Он хмыкает. Откидывается на спинку стула, руки на груди, будто оценивает оценивает меня. В этот момент все приходит в движение и на кухню врываются дети. Маша морщит нос:
— Суп? Мам, серьёзно? Мы лучше чипсы возьмём.
Дима с Яной ее поддерживают и они исчезают за дверью, так же быстро, как и появились. Соня уже спит на диване в гостиной, свернувшись калачиком, её дыхание тихое, ровное, и я рада, что она спокойна после дня в лесу.
Мы с Мироном остаёмся вдвоём, и кухня вдруг кажется меньше — не от тесноты, а от тишины, что повисает между нами, нарушаемой только шипением супа и тиканьем старых часов на стене.

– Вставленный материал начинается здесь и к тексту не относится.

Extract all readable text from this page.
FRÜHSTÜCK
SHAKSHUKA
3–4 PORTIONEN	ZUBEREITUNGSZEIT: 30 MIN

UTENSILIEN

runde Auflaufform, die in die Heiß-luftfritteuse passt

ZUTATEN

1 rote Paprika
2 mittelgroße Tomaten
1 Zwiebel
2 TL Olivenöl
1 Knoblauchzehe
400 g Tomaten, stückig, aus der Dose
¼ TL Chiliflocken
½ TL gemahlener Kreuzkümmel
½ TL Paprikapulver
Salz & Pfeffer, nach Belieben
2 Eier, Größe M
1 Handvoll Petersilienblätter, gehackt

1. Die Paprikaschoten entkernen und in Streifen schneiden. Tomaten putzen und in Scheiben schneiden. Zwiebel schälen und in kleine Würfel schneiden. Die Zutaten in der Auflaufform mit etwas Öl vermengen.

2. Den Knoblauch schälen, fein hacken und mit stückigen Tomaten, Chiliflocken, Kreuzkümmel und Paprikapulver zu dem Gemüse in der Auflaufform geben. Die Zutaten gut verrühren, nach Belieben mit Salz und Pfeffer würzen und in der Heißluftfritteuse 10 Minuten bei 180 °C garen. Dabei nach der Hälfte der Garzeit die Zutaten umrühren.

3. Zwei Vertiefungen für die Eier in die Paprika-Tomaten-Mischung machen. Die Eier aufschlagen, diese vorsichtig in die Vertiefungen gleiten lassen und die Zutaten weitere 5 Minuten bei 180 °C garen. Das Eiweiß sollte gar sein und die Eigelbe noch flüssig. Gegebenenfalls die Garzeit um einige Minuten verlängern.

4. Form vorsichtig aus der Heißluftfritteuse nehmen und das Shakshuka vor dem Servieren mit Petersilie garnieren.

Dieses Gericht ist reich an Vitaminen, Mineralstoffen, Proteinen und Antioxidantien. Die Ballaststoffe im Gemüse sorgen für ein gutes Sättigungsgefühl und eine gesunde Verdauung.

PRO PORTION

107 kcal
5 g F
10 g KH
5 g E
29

Я ставлю тарелки на стол, наливаю ему порцию, себе тоже, сажусь напротив, и он снова бросает эти взгляды — быстрые, тёплые, с лёгкой насмешкой, но сегодня в них что-то другое, что-то глубже, что я не могу уловить сразу. Он отпивает ложку, щурится, как будто оценивает, и говорит:
— Шикарно. Ты явно недооцениваешь свои таланты, Мира.
— Это просто суп, Мирон, — отмахиваюсь я, но его голос, чуть хриплый, цепляет меня, и я опускаю глаза к тарелке.
Столько лет я была матерью, хозяйкой, опорой, но никогда желанной. Муж смотрел на меня как на мебель — привычно, равнодушно, а потом и вовсе перестал смотреть, уходя к Марине. Я привыкла, что моё тело — это инструмент: руки, чтобы готовить, ноги, чтобы бегать за детьми, плечи, чтобы тащить.
А здесь, под этим взглядом Мирона, я вдруг чувствую себя женщиной — не идеальной, с морщинками у глаз и усталостью в осанке, но живой, настоящей, той, на кого смотрят не из привычки, а с интересом.
Он кладёт ложку, отодвигает тарелку, и тишина становится гуще. Я поднимаю глаза, и он смотрит прямо на меня — не отводит взгляд, как обычно, не прячет его за подколкой. Его лицо — резкое, с лёгкой щетиной, с этими морщинами, что выдают годы, — кажется мягче, чем я привыкла, и я понимаю: он больше скрывает внутри, чем показывает снаружи. Все эти его ворчания, сарказм, поддёвки — это броня. А под ней — что-то тёплое, глубокое, что он не говорит словами, но я вижу сейчас в его глазах, в том, как он чуть наклоняется вперёд, словно хочет сократить расстояние между нами.
— Что? — спрашиваю я тихо, и голос дрожит, потому что я боюсь этого момента, боюсь того, что он может значить.
— Ты сидишь здесь, варишь еду, а я смотрю — и, чёрт возьми, всё кажется таким правильным. Как будто должно быть именно так. Как будто долгие годы мне именно тебя не хватало рядом.
Я не знаю, что сказать. Это не флирт. Не подколка. Это что-то странное, взрослое и… честное.
Он встаёт. Медленно. Как будто не хочет спугнуть то, что возникло между нами. Подходит. Моя грудь сжимается — от страха, от волнения, от чего-то нового, чего я не чувствовала годами. Его рука касается моего лица — грубая, как у тех, кто редко нежничает, но в этом жесте что-то бережное, как будто я не женщина, а антикварная вещь, к которой страшно прикоснуться, чтобы не потрескалась.